Date de sortie : 31 août 2012 | Label : Karlrecords
Le duo italien ULNA, composé de
Valerio Zucca Paul (Abstract G, 3EEM) et Andrea Ferraris (Airchamber,
Ur, Luminance Ratio) revient quatre ans après Frcture, leur dense et
brillant premier album. Depuis celui-ci, les deux se sont affiliés
pour ce projet à Karlrecords. Alors que 2012 a vu se succéder Lucen
d'afaOne et l'anxiogène The Sum Of Disappearing Sounds de Cezary
Gapik, en sortant Ligment, le label hambourgeois poursuit un parcours
annuel sans fautes mais avec de grandes claques. Que l'autre roux se
retourne dans son tank si l'on présume que l'IDM se meurt, pendant
ce temps, ULNA se régale de son cadavre et fait de ses ossements un
festin.
Métallique, fragmenté mais émouvant,
Ligment ne cesse d'interroger le clivage entre le sensible et le
déshumanisé, l'apport substantiel des instruments et l'inflexible
saccage du glitch. Si au sein du duo, Ferraris se charge de
l'instrumental, le travail synthétique revenant à son compère,
plusieurs invités apportent une certaine humanité à l'édifice,
notamment Barbara De Dominicis (Cabaret Noir), qui pose sa voix - ou du moins de troublantes bribes - sur Chrnc Sleep Db
et sur le lancinant Gze, et Mark Beazley (Rothko,
Strings Of Consciousness) qui, à deux reprises, intervient à la
basse. L'équilibre demeure toujours en jeu, et ULNA contourne,
sautille d'un décor à l'autre sans que nous autres pauvres mortels
n'y comprenions rien. La cohérence est totale mais de titre en
titre, le corps dominant se renouvèle, passant par la frénésie, la
flottaison, la poésie. Les nuances s'effacent et renaissent. Ligment
est de ces albums qui déclenchent des remous dans la poitrine, qui
cognent et doucement déchirent.
La qualité des enchevêtrements et la
spatialisation du son laissent aisément pantois. Tandis que le fond
gronde de ténèbres et que les brumes d'ambient se dilatent, le
devant devient le terrain de course d'innombrables mécanismes.

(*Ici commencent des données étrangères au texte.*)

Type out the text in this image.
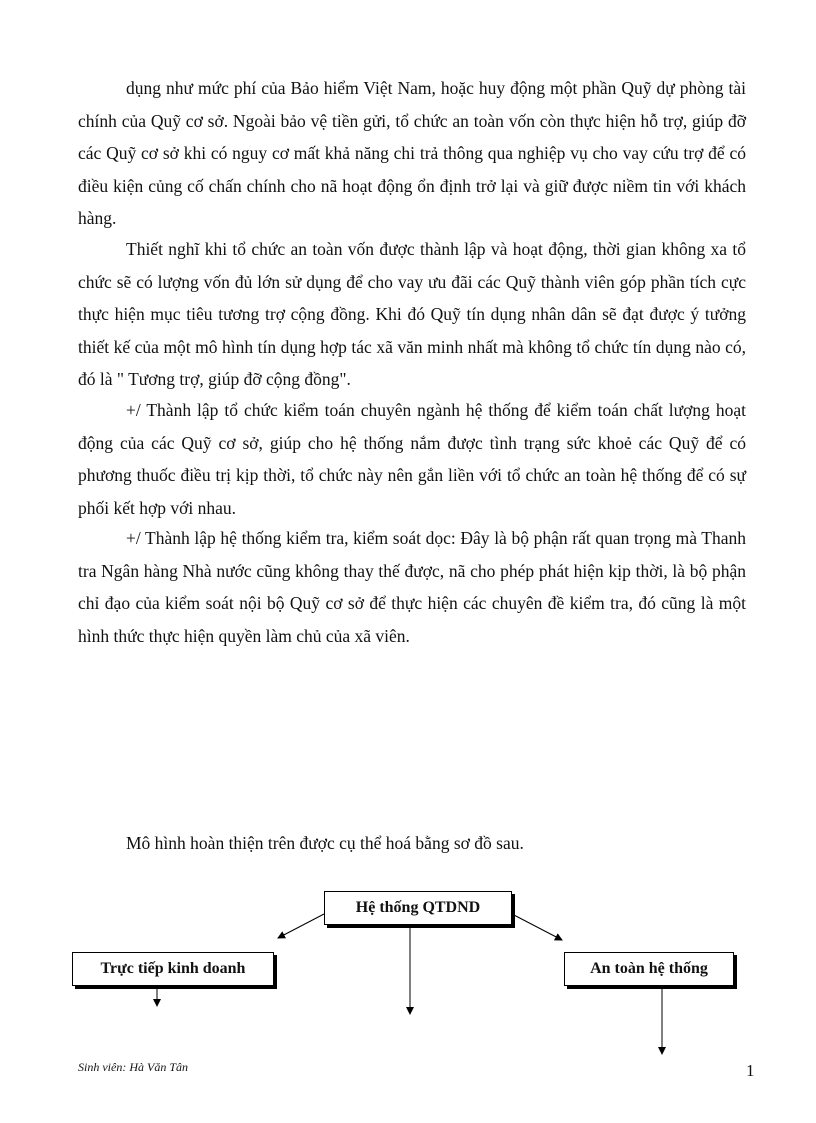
dụng như mức phí của Bảo hiểm Việt Nam, hoặc huy động một phần Quỹ dự phòng tài chính của Quỹ cơ sở. Ngoài bảo vệ tiền gửi, tổ chức an toàn vốn còn thực hiện hỗ trợ, giúp đỡ các Quỹ cơ sở khi có nguy cơ mất khả năng chi trả thông qua nghiệp vụ cho vay cứu trợ để có điều kiện củng cố chấn chính cho nã hoạt động ổn định trở lại và giữ được niềm tin với khách hàng.

Thiết nghĩ khi tổ chức an toàn vốn được thành lập và hoạt động, thời gian không xa tổ chức sẽ có lượng vốn đủ lớn sử dụng để cho vay ưu đãi các Quỹ thành viên góp phần tích cực thực hiện mục tiêu tương trợ cộng đồng. Khi đó Quỹ tín dụng nhân dân sẽ đạt được ý tưởng thiết kế của một mô hình tín dụng hợp tác xã văn minh nhất mà không tổ chức tín dụng nào có, đó là " Tương trợ, giúp đỡ cộng đồng".

+/ Thành lập tổ chức kiểm toán chuyên ngành hệ thống để kiểm toán chất lượng hoạt động của các Quỹ cơ sở, giúp cho hệ thống nắm được tình trạng sức khoẻ các Quỹ để có phương thuốc điều trị kịp thời, tổ chức này nên gắn liền với tổ chức an toàn hệ thống để có sự phối kết hợp với nhau.

+/ Thành lập hệ thống kiểm tra, kiểm soát dọc: Đây là bộ phận rất quan trọng mà Thanh tra Ngân hàng Nhà nước cũng không thay thế được, nã cho phép phát hiện kịp thời, là bộ phận chỉ đạo của kiểm soát nội bộ Quỹ cơ sở để thực hiện các chuyên đề kiểm tra, đó cũng là một hình thức thực hiện quyền làm chủ của xã viên.

Mô hình hoàn thiện trên được cụ thể hoá bằng sơ đồ sau.

Hệ thống QTDND
Trực tiếp kinh doanh	An toàn hệ thống
Sinh viên: Hà Văn Tân	1
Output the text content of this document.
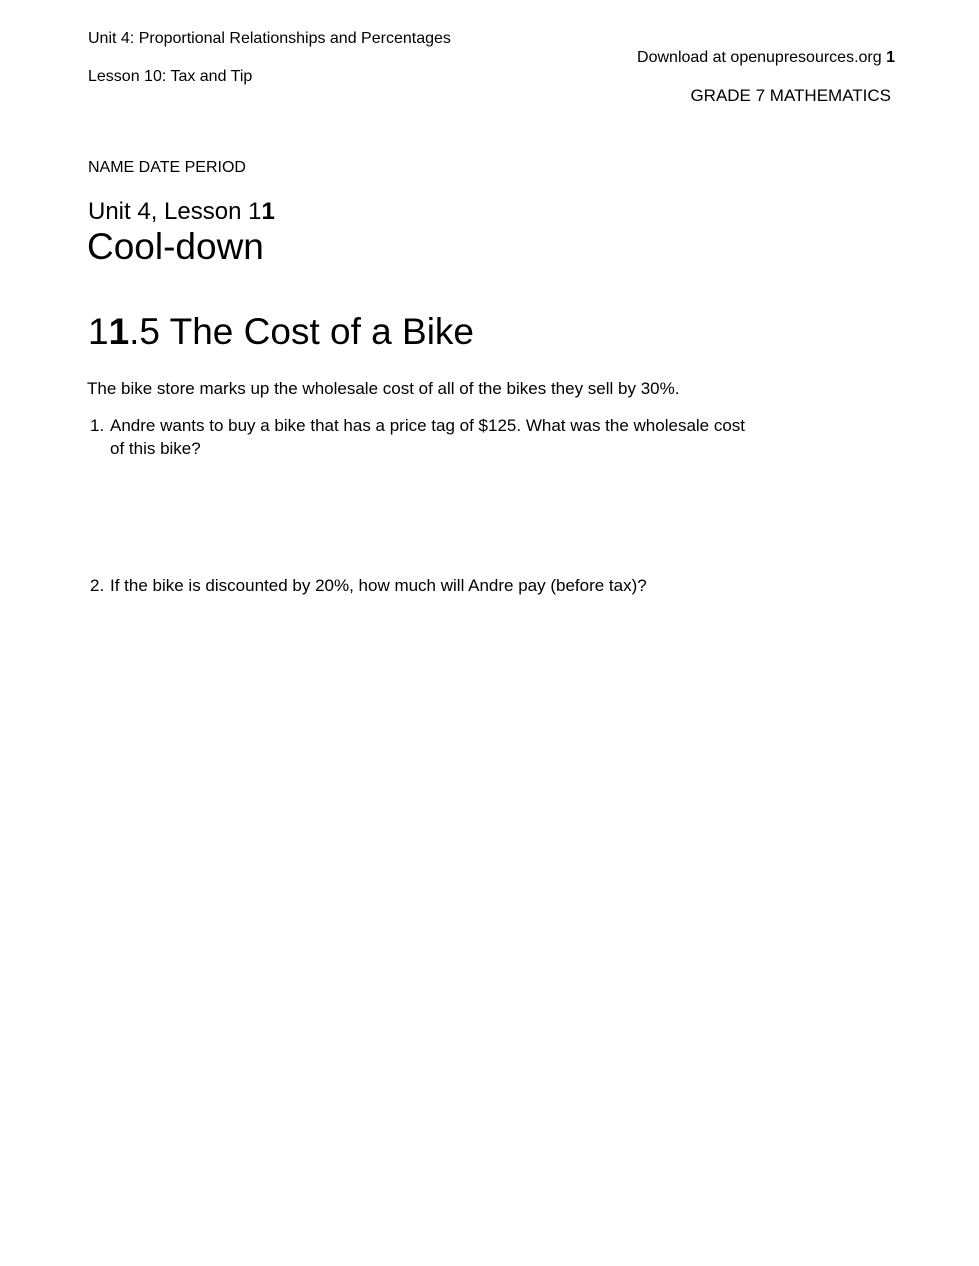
Unit 4: Proportional Relationships and Percentages
Lesson 10: Tax and Tip
Download at openupresources.org 1
GRADE 7 MATHEMATICS
NAME DATE PERIOD
Unit 4, Lesson 11
Cool-down
11.5 The Cost of a Bike
The bike store marks up the wholesale cost of all of the bikes they sell by 30%.
1. Andre wants to buy a bike that has a price tag of $125. What was the wholesale cost of this bike?
2. If the bike is discounted by 20%, how much will Andre pay (before tax)?
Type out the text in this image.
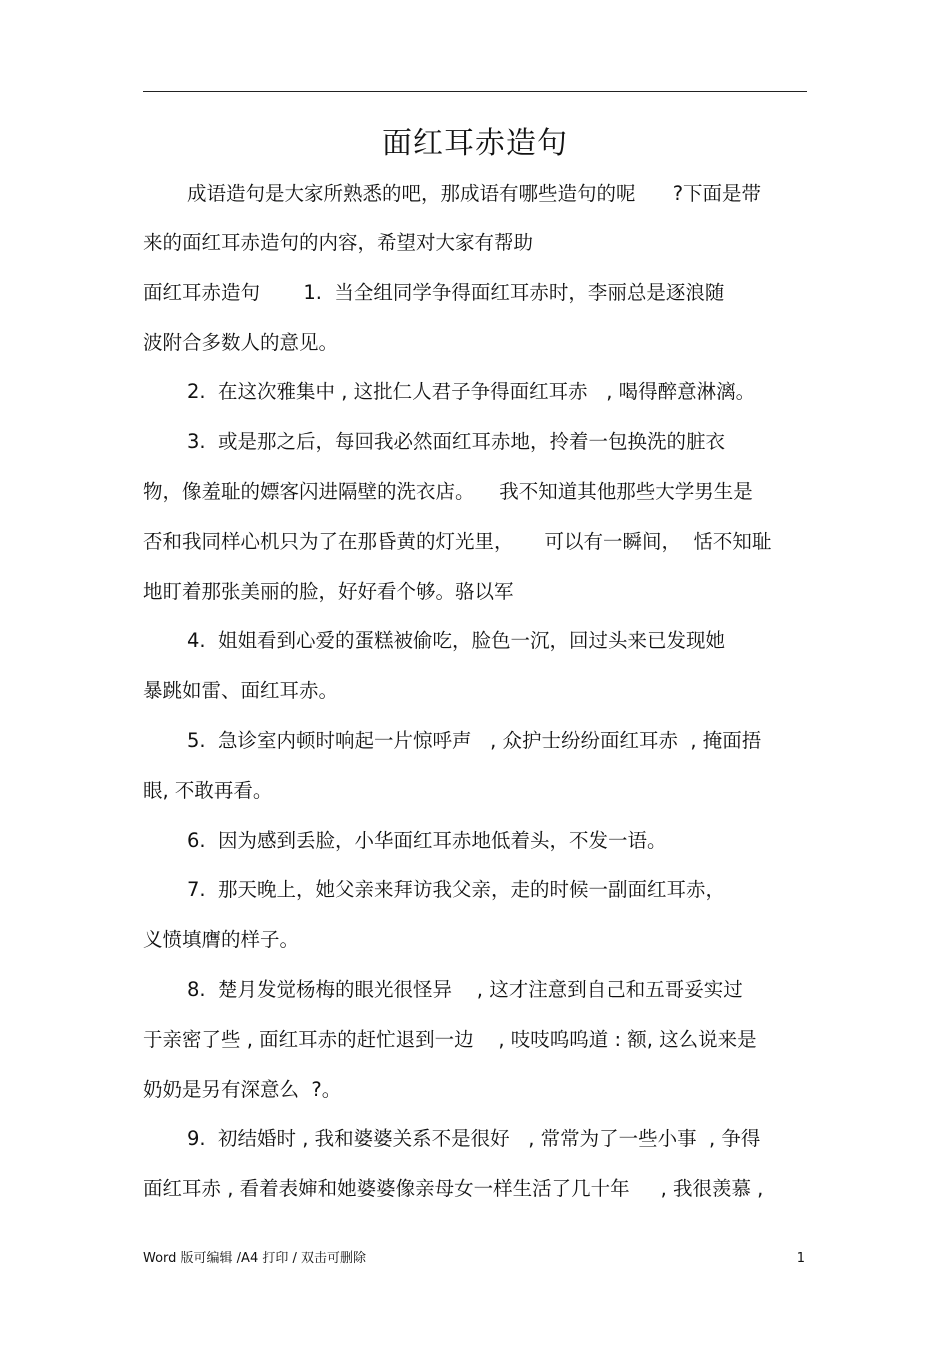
面红耳赤造句
成语造句是大家所熟悉的吧，那成语有哪些造句的呢      ?下面是带
来的面红耳赤造句的内容，希望对大家有帮助
面红耳赤造句       1.  当全组同学争得面红耳赤时，李丽总是逐浪随
波附合多数人的意见。
2.  在这次雅集中 , 这批仁人君子争得面红耳赤   , 喝得醉意淋漓。
3.  或是那之后，每回我必然面红耳赤地，拎着一包换洗的脏衣
物，像羞耻的嫖客闪进隔壁的洗衣店。    我不知道其他那些大学男生是
否和我同样心机只为了在那昏黄的灯光里，     可以有一瞬间，  恬不知耻
地盯着那张美丽的脸，好好看个够。骆以军
4.  姐姐看到心爱的蛋糕被偷吃，脸色一沉，回过头来已发现她
暴跳如雷、面红耳赤。
5.  急诊室内顿时响起一片惊呼声   , 众护士纷纷面红耳赤  , 掩面捂
眼, 不敢再看。
6.  因为感到丢脸，小华面红耳赤地低着头，不发一语。
7.  那天晚上，她父亲来拜访我父亲，走的时候一副面红耳赤，
义愤填膺的样子。
8.  楚月发觉杨梅的眼光很怪异    , 这才注意到自己和五哥妥实过
于亲密了些 , 面红耳赤的赶忙退到一边    , 吱吱呜呜道 : 额, 这么说来是
奶奶是另有深意么  ?。
9.  初结婚时 , 我和婆婆关系不是很好   , 常常为了一些小事  , 争得
面红耳赤 , 看着表婶和她婆婆像亲母女一样生活了几十年     , 我很羡慕 ,
Word 版可编辑 /A4 打印 / 双击可删除	1
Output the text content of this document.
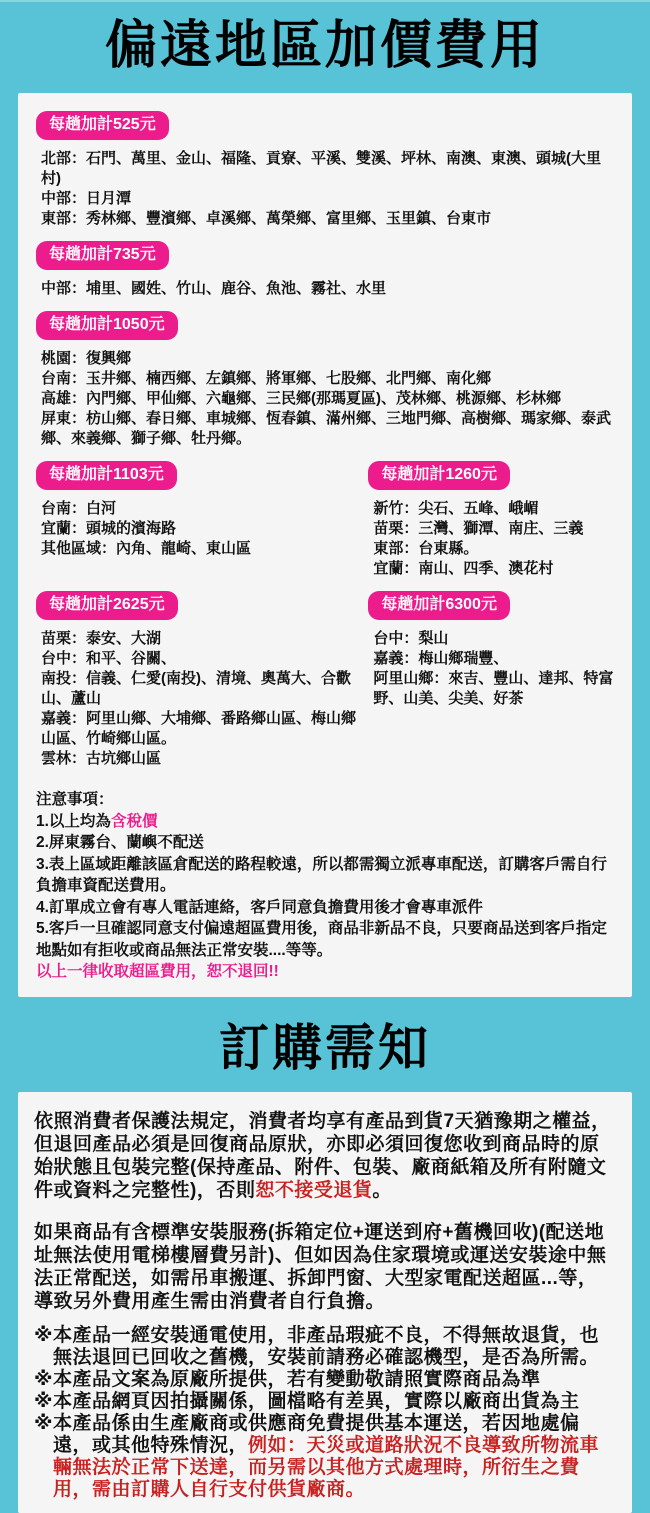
偏遠地區加價費用
每趟加計525元
北部：石門、萬里、金山、福隆、貢寮、平溪、雙溪、坪林、南澳、東澳、頭城(大里村)
中部：日月潭
東部：秀林鄉、豐濱鄉、卓溪鄉、萬榮鄉、富里鄉、玉里鎮、台東市
每趟加計735元
中部：埔里、國姓、竹山、鹿谷、魚池、霧社、水里
每趟加計1050元
桃園：復興鄉
台南：玉井鄉、楠西鄉、左鎮鄉、將軍鄉、七股鄉、北門鄉、南化鄉
高雄：內門鄉、甲仙鄉、六龜鄉、三民鄉(那瑪夏區)、茂林鄉、桃源鄉、杉林鄉
屏東：枋山鄉、春日鄉、車城鄉、恆春鎮、滿州鄉、三地門鄉、高樹鄉、瑪家鄉、泰武鄉、來義鄉、獅子鄉、牡丹鄉。
每趟加計1103元
台南：白河
宜蘭：頭城的濱海路
其他區域：內角、龍崎、東山區
每趟加計1260元
新竹：尖石、五峰、峨嵋
苗栗：三灣、獅潭、南庄、三義
東部：台東縣。
宜蘭：南山、四季、澳花村
每趟加計2625元
苗栗：泰安、大湖
台中：和平、谷關、
南投：信義、仁愛(南投)、清境、奧萬大、合歡山、蘆山
嘉義：阿里山鄉、大埔鄉、番路鄉山區、梅山鄉山區、竹崎鄉山區。
雲林：古坑鄉山區
每趟加計6300元
台中：梨山
嘉義：梅山鄉瑞豐、
阿里山鄉：來吉、豐山、達邦、特富野、山美、尖美、好茶
注意事項：
1.以上均為含稅價
2.屏東霧台、蘭嶼不配送
3.表上區域距離該區倉配送的路程較遠，所以都需獨立派專車配送，訂購客戶需自行負擔車資配送費用。
4.訂單成立會有專人電話連絡，客戶同意負擔費用後才會專車派件
5.客戶一旦確認同意支付偏遠超區費用後，商品非新品不良，只要商品送到客戶指定地點如有拒收或商品無法正常安裝....等等。
以上一律收取超區費用，恕不退回!!
訂購需知

依照消費者保護法規定，消費者均享有產品到貨7天猶豫期之權益，但退回產品必須是回復商品原狀，亦即必須回復您收到商品時的原始狀態且包裝完整(保持產品、附件、包裝、廠商紙箱及所有附隨文件或資料之完整性)，否則恕不接受退貨。

如果商品有含標準安裝服務(拆箱定位+運送到府+舊機回收)(配送地址無法使用電梯樓層費另計)、但如因為住家環境或運送安裝途中無法正常配送，如需吊車搬運、拆卸門窗、大型家電配送超區...等，導致另外費用產生需由消費者自行負擔。

※本產品一經安裝通電使用，非產品瑕疵不良，不得無故退貨，也無法退回已回收之舊機，安裝前請務必確認機型，是否為所需。
※本產品文案為原廠所提供，若有變動敬請照實際商品為準
※本產品網頁因拍攝關係，圖檔略有差異，實際以廠商出貨為主
※本產品係由生產廠商或供應商免費提供基本運送，若因地處偏遠，或其他特殊情況，例如：天災或道路狀況不良導致所物流車輛無法於正常下送達，而另需以其他方式處理時，所衍生之費用，需由訂購人自行支付供貨廠商。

Cliquetis, bourdonnements et brisures se rencontrent comme au sein de
la jonction d'une autoroute stellaire. Il serait hérétique de
tenter de réduire ce disque à un genre défini. Les contours
post-industriels enveloppent drones et broken beats d'une même
brassée, les trames électro-acoustiques piquent des sursauts
technoïdes et les auteurs citent la musique concrète de Schaeffer
et l'hantologie comme références. Si ULNA s'avère un mélange de
tout cela, les Italiens savent établir une distance de rigueur avec
leur influences. C'est en cela que Ligment peut faire date, il évite
la redite et, de près, ne ressemble à rien d'existant.
Au plan de la liaison avec leur premier
essai, point de volte-face. L'album s'inscrit dans la lignée de
Frcture, offre un développement étoffé et plus qu'à la hauteur.
L'ostéologie comme thématique également persiste. Je me permets de
revenir sur l'apport de la basse de Mark Beazley. Les deux titres sur
lesquels il opère, Pgava et Nhndred, comptent parmi ce qu'il y a de
plus beau dans tout ça. Et il n'y a pas de hasard. Le premier
s'avère l'illustration première de l'idée d'humain derrière la
machine qui plane sur ce disque. C'en est la pièce la plus apaisée,
toute en courbes et en pulsations éperdues. Le second termine
l'album. Des décharges noise dessinent une rythmique soutenue, le
ton est vicieusement progressif, à un point que l'on s'étonne à
quatre minutes d'avoir le coeur serré. Tout le long, la basse de
Beazley plane, alourdit l'espace, et à elle seule transcende le
ressac tortueux et gris qui git sous elle. On pourra citer d'autre
part le fulgurant Prmary Schl, Lnce Wrner, Mssv et le sus-cité Gze,
même si nul fragment ne se révèle en deçà de la rougeoyante
beauté de l'ensemble.
Cette musique-là se prête mal à la
mise en mots - cela fait néanmoins quatre paragraphes que je m'y
évertue, me diriez-vous. S'immerger dans cet album, voilà la seule
recommandation. Ah, et ne pas lâcher des yeux Karlrecords également,
et prier pour qu'ULNA ne mette pas quatre ans avant le prochain.
Manolito
Suite à cette chronique,je commande les yeux fermés. Karlrecords va finir dans mes labels favoris. Le Cezary Gapik (découvert ici), dans un tout autre registre, est déjà pour moi un album majeur de 2012. J' attends celui-ci avec impatiente.